Independent Practice: Comparing Multiple Models (25 minutes)
Next, let's compare multiple models:
- For AUC plots, you'll be interested in which model has the largest area under the curve
- For precision-recall plots, based on the cost requirement, you are looking at which model has the best precision given the same recall, or the best recall given the same precision.
Follow in your notebooks as we plot several models for AUC: a dummy model and additional regression features.
from sklearn import dummy, metrics
model0 = dummy.DummyClassifier()
model0.fit(df[features[1:-1]], df.DEP_DEL15)
df['probability_0'] = model0.predict_proba(df[features[1:-1]]).T[1]
model = lm.LogisticRegression()
model.fit(df[features[1:-1]], df.DEP_DEL15)
df['probability_1'] = model.predict_proba(df[features[1:-1]]).T[1]
ax = plt.subplot(111)
vals = metrics.roc_curve(df.DEP_DEL15, df.probability_0)
ax.plot(vals[0], vals[1])
vals = metrics.roc_curve(df.DEP_DEL15, df.probability_1)
ax.plot(vals[0], vals[1])
ax.set(title='Area Under the Curve for prediction delayed=1', ylabel='TRP', xlabel='FRP', xlim=(0, 1), ylim=(0, 1))
This plot showcases:
- The model using data outperforms a baseline dummy model.
- By adding other features, there's some give and take with probability as the model gets more complicated.
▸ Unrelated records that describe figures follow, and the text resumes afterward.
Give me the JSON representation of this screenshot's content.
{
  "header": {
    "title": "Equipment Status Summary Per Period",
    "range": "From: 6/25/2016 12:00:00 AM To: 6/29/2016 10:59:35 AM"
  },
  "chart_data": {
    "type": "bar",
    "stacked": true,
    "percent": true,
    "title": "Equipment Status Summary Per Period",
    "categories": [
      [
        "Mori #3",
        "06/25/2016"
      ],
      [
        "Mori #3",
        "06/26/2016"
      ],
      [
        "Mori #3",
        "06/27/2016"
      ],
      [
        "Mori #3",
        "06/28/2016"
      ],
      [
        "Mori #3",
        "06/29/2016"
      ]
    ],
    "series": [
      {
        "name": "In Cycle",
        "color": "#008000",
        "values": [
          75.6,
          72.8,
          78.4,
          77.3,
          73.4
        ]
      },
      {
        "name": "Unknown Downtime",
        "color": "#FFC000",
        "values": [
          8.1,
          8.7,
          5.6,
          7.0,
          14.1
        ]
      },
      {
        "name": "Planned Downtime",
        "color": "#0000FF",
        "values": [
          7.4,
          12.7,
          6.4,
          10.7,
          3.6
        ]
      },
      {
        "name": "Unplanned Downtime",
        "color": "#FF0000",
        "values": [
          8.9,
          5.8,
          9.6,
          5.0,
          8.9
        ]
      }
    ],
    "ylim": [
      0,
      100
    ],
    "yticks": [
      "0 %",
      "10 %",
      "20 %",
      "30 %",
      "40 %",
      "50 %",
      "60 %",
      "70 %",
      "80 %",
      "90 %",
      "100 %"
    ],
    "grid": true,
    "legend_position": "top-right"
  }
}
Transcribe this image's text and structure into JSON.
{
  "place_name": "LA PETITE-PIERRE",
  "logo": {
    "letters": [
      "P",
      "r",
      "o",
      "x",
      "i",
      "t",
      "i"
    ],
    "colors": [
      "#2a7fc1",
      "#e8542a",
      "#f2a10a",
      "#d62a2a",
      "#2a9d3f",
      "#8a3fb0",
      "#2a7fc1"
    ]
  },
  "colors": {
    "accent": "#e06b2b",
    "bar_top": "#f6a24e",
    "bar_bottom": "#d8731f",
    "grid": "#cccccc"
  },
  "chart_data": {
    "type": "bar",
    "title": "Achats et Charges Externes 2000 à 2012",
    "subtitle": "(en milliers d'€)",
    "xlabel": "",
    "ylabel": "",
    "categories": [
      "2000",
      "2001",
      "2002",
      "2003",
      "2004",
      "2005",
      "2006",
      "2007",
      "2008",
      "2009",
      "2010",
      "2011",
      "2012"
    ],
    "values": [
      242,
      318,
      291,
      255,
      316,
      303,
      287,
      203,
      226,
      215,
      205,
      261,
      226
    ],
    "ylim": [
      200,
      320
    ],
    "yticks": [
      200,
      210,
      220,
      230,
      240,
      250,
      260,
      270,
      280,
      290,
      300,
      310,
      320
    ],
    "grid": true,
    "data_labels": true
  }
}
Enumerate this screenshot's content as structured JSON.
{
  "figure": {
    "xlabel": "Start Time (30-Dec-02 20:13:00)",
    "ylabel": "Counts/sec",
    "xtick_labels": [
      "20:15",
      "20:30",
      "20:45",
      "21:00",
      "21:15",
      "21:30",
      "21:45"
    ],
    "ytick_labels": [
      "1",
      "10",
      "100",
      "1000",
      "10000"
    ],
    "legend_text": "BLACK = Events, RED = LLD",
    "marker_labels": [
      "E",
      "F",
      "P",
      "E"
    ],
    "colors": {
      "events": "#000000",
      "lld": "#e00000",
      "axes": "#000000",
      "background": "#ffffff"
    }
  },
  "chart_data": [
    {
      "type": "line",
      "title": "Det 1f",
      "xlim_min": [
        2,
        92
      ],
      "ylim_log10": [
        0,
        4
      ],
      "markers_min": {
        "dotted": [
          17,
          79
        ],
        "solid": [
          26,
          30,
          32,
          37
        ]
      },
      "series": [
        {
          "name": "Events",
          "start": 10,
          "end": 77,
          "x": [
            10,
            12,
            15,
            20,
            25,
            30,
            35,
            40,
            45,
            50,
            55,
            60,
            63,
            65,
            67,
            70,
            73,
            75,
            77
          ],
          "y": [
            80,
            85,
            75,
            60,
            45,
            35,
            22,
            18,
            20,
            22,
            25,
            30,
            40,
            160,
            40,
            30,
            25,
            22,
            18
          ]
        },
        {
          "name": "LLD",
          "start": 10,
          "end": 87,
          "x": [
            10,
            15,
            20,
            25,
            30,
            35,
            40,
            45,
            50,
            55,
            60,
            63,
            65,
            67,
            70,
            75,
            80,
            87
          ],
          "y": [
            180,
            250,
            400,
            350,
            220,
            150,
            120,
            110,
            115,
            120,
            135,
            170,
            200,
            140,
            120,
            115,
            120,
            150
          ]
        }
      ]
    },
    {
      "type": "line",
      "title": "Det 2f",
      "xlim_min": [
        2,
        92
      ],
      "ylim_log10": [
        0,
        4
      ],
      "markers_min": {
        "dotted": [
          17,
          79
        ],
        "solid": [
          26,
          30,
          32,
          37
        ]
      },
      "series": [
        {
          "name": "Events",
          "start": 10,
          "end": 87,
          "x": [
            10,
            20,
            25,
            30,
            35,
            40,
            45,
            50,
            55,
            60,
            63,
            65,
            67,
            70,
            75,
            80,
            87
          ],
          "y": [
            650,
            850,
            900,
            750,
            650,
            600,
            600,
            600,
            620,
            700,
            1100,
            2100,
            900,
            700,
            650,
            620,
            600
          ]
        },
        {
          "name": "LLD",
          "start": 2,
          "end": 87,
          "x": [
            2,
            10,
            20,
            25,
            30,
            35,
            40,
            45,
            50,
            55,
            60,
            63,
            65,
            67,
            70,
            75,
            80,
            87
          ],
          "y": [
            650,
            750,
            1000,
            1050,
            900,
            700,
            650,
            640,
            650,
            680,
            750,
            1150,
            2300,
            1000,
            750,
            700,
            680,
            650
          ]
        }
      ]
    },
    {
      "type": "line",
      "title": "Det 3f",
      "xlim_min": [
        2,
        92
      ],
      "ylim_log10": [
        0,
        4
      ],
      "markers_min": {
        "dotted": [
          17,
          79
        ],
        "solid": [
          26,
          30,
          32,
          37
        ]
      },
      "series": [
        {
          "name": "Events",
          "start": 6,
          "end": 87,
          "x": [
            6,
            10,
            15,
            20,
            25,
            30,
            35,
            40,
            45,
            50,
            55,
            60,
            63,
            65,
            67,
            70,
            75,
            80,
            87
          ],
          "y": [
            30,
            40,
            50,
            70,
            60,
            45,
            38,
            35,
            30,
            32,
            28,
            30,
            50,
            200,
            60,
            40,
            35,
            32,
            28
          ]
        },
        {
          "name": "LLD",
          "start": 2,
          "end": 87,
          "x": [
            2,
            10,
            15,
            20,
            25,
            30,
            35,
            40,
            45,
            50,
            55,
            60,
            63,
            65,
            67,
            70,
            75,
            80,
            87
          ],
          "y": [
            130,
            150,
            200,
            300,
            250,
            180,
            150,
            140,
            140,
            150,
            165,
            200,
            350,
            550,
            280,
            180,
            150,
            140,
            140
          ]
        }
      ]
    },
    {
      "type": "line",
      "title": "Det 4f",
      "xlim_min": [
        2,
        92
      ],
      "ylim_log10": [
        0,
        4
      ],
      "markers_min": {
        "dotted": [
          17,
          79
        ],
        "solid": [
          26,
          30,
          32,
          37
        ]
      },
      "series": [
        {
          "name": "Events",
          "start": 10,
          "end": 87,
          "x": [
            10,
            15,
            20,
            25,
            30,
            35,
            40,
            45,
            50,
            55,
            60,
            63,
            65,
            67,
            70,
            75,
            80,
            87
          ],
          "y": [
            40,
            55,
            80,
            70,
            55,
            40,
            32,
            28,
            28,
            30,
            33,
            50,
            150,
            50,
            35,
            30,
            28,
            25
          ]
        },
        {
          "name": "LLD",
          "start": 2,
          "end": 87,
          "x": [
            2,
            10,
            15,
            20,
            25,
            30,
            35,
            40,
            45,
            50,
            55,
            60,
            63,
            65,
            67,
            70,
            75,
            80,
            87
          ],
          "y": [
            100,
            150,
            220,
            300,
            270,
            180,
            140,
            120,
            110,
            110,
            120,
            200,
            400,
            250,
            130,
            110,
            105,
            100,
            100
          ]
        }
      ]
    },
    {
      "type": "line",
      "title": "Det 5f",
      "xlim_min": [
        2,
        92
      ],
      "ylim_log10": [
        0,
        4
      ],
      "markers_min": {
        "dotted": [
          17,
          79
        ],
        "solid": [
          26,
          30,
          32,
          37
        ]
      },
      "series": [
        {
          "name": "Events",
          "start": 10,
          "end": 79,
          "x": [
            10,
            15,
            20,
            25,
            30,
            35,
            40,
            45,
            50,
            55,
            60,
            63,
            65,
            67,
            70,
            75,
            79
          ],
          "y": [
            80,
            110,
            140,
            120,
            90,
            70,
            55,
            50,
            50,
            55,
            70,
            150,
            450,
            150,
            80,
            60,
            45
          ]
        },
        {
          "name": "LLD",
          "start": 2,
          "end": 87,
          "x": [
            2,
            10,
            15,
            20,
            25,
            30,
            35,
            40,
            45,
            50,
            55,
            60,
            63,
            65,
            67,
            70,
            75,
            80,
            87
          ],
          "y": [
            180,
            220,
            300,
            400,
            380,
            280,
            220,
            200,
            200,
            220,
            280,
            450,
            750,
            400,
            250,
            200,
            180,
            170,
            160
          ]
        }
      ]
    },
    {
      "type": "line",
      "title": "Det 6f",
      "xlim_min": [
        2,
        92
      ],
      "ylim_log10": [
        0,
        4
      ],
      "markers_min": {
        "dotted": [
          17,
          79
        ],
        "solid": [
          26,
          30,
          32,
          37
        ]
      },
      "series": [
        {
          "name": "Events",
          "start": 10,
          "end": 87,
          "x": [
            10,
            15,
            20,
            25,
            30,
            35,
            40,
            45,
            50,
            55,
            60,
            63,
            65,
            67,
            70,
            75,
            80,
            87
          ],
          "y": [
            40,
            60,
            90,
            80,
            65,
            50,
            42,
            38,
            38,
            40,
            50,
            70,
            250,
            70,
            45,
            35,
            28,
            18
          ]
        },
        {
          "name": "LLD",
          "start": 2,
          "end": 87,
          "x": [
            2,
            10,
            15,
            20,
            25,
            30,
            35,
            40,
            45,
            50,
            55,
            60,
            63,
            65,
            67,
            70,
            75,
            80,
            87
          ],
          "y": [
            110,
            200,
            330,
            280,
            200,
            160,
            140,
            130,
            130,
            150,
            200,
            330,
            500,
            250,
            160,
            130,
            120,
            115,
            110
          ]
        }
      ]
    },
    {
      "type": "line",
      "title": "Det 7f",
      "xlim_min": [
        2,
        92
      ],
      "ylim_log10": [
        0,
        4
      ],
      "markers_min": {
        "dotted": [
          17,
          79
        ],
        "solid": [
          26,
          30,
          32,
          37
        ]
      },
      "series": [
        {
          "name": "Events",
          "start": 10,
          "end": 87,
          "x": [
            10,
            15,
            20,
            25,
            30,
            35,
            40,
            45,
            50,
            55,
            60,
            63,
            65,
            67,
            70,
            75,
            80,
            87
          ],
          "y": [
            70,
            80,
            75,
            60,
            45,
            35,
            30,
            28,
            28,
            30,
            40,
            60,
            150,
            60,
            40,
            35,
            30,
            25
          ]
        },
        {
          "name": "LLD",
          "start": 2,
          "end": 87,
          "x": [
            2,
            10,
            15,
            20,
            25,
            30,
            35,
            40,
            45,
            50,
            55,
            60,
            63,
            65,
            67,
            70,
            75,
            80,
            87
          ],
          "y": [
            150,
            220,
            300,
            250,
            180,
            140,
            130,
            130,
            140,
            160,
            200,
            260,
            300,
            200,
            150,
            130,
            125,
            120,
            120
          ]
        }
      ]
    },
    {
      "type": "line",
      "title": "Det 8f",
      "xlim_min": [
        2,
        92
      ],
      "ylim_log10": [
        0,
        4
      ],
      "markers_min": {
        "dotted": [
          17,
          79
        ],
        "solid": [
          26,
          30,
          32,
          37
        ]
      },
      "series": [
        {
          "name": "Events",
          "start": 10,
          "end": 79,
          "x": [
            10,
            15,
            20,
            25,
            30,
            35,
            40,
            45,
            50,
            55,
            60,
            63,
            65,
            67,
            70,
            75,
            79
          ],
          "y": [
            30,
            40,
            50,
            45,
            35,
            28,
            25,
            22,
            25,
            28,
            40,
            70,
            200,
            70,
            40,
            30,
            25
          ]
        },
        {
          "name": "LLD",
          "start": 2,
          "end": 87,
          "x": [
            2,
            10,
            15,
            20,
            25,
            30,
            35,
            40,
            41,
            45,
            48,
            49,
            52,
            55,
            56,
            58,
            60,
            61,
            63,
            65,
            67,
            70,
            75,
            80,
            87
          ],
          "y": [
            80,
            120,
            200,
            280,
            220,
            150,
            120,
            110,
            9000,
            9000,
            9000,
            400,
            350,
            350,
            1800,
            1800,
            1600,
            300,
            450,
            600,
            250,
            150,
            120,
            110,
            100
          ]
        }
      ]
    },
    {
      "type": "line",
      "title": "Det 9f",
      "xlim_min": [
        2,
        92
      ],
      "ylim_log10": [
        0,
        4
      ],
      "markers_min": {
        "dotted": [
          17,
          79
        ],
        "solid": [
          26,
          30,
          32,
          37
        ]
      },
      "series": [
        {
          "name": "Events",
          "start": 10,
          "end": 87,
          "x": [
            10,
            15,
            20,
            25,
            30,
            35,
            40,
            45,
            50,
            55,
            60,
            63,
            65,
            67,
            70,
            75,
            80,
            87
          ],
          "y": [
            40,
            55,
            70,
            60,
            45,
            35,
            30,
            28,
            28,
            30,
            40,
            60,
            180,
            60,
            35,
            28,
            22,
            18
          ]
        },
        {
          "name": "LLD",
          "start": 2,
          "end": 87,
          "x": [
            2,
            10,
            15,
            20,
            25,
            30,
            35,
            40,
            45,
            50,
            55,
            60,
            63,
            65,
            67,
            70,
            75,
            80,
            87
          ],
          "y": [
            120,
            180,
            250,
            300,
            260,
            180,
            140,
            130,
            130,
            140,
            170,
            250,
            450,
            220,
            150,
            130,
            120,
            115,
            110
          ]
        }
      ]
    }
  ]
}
Try adding additional features (such as time of day) and compare models.
Bonus
- In a similar approach, use the sklearn precision_recall_curve function to enable you to plot the precision-recall curve of the four models from above.
- Keep in mind precision in the first array is returned from the function, but the plot shows it as the y-axis.
- Explain what is occurring when the recall is below 0.2.
- Based on this performance, is there a clear winner at different thresholds?
Conclusion (5 mins)
- Review independent practice deliverable
- Recap: What is a confusion matrix? How would you describe to a layperson the difference between precision and recall? Can you think of business cases where precision or recall should be prioritized? What is the process to compare and adjust model balance?